Payment for imports via cryptocurrency is considered convenient and quick because dealers do not have to acquire dollars using Kenya shillings or pay fees to international money transfer operators.

“The amendment will provide for specific provisions to govern digital currency transactions in Kenya, including the definition of digital currencies, its creation through crypto mining and provide for regulations around the trading of digital currencies,” Mr Kirwa said.

“The amendment will also outline responsibilities of persons or businesses trading in digital currencies, provide for its taxation, ownership and provide for the promotion of innovation in this area.”

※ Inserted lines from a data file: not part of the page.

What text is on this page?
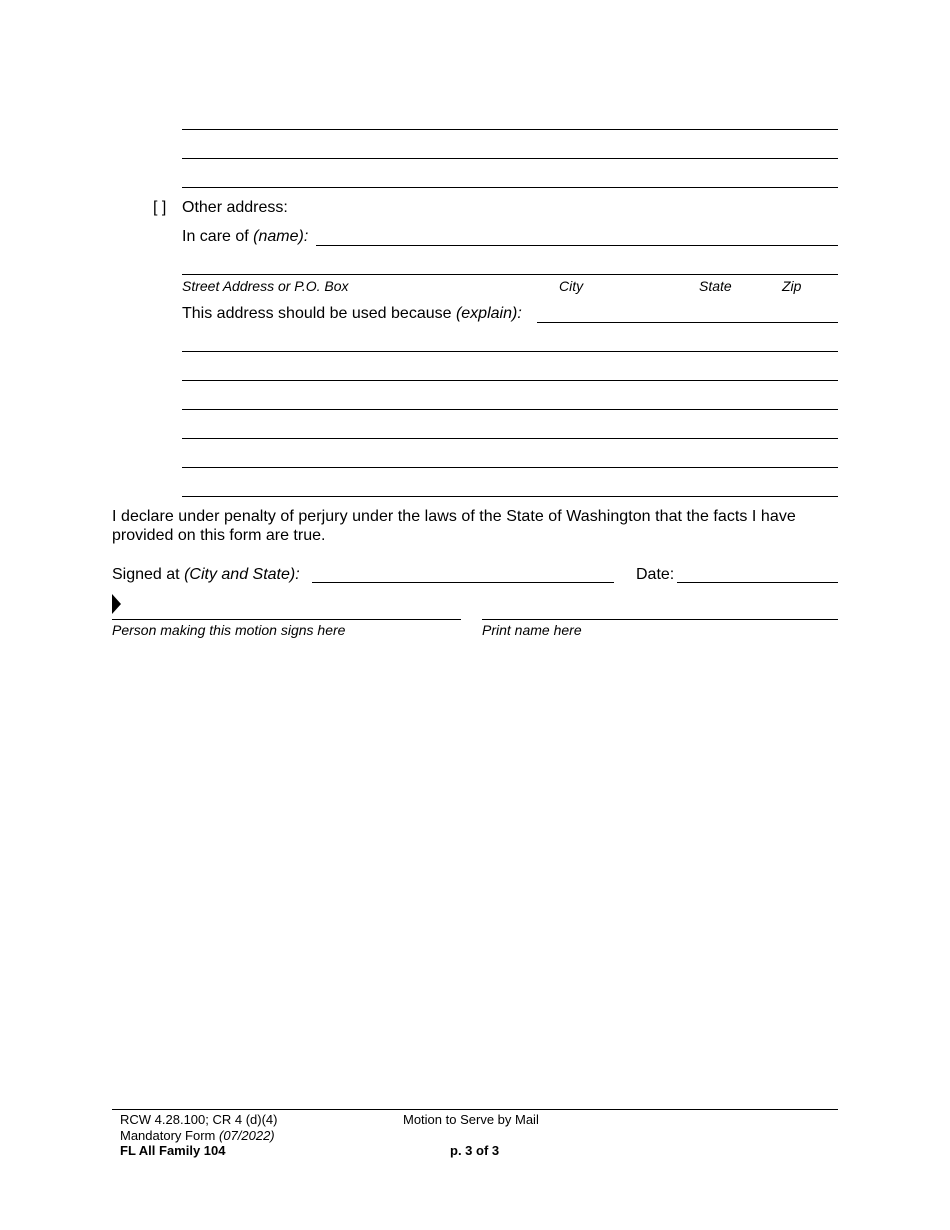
[ ] Other address:
In care of (name):
Street Address or P.O. Box	City	State	Zip
This address should be used because (explain):
I declare under penalty of perjury under the laws of the State of Washington that the facts I have
provided on this form are true.
Signed at (City and State):	Date:
Person making this motion signs here	Print name here
RCW 4.28.100; CR 4 (d)(4)
Mandatory Form (07/2022)
FL All Family 104
Motion to Serve by Mail
p. 3 of 3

The modifications to the CMA Act, according to the first-term MP, will stimulate public engagement in an equitable and decentralized financial system based on smart contracts, helping Kenyans tap into the global economy.

“Within six months of the enactment.. a person trading in digital currencies shall apply to the Authority for a licence,” the Bill says.

The CMA will make sure that all digital currency transactions in Kenya are recorded in a single, centralized computerised register. The Bill aims to shield Kenyans from the dangers posed by unregulated bitcoin trading. It attempts to change the Capital Markets Act to define a digital currency as a security.

In a policy brief published in June, UNCTAD urged Kenya and other developing nations to tax and regulate the cryptocurrency market in order to reduce their exposure to the collapse of the cryptocurrency market and other risks of financial instability. The UN organization suggested making crypto exchanges, digital wallets, and tax transactions subject to government registration in order to deter investment in the industry.

“A person who trades in digital currencies shall keep records of digital currency transactions, including purchases and sales, pay taxes on any gains that are made from transactions in digital currencies in accordance with the applicable laws,” the Bill states.